1. It’s easier to get solid concentration going in the morning if I work somewhere outside of the home. Concentrating in the afternoon is not as hard at home, especially if I have momentum from the morning. I still need to learn how to get going in the morning at home, though. Coffee shops cost money.

2. Having a broad plan for each day of the week helps. This way, you don’t spend too much time thinking and re-thinking what you should be doing. (I had guessed as much from my experience with meal planning, which severely reduced our decision fatigue.) You also cut career existential doubt out of the loop completely.

3. I can kill ideas that are unlikely to work by starting to plan out the work for it. It might not be a true death, though, as they keep popping back into my head. But at least I didn’t spend time on them.

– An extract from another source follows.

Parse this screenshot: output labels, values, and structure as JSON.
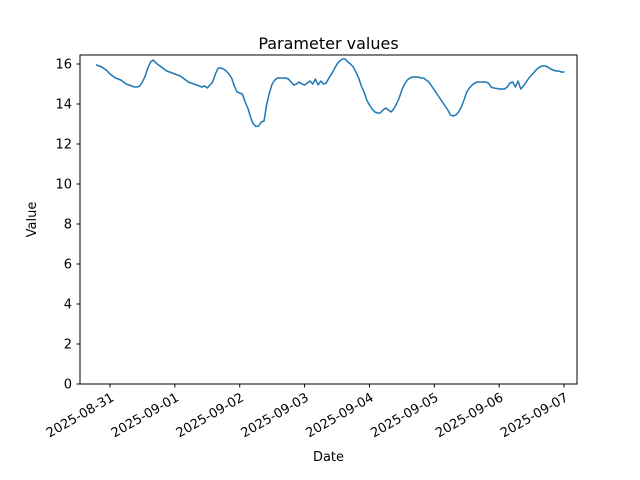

4. I thought I liked listening to podcasts and music while working, but that turns out to only be for work that I have to push myself to start. I think they distract me from my resistance to starting. If I don’t have a problem starting, though, as is the case with a lot of what I worked on this week, podcasts and music are just distracting. The sounds I’ve enjoyed the most this week are near-silence and background chatter that’s busy enough that I can’t distinguish individual conversations.

5. It is really good to have an “American dream”-style weekend in which you don’t expect to do much work and thus are not disappointed when you don’t. When you’re a part-time indie, concerns over whether or not you really are getting as much as you should out of the weekend hover over you like a cartoon stink cloud. They’re a lot easier to dismiss when you know you’ve put in a solid week.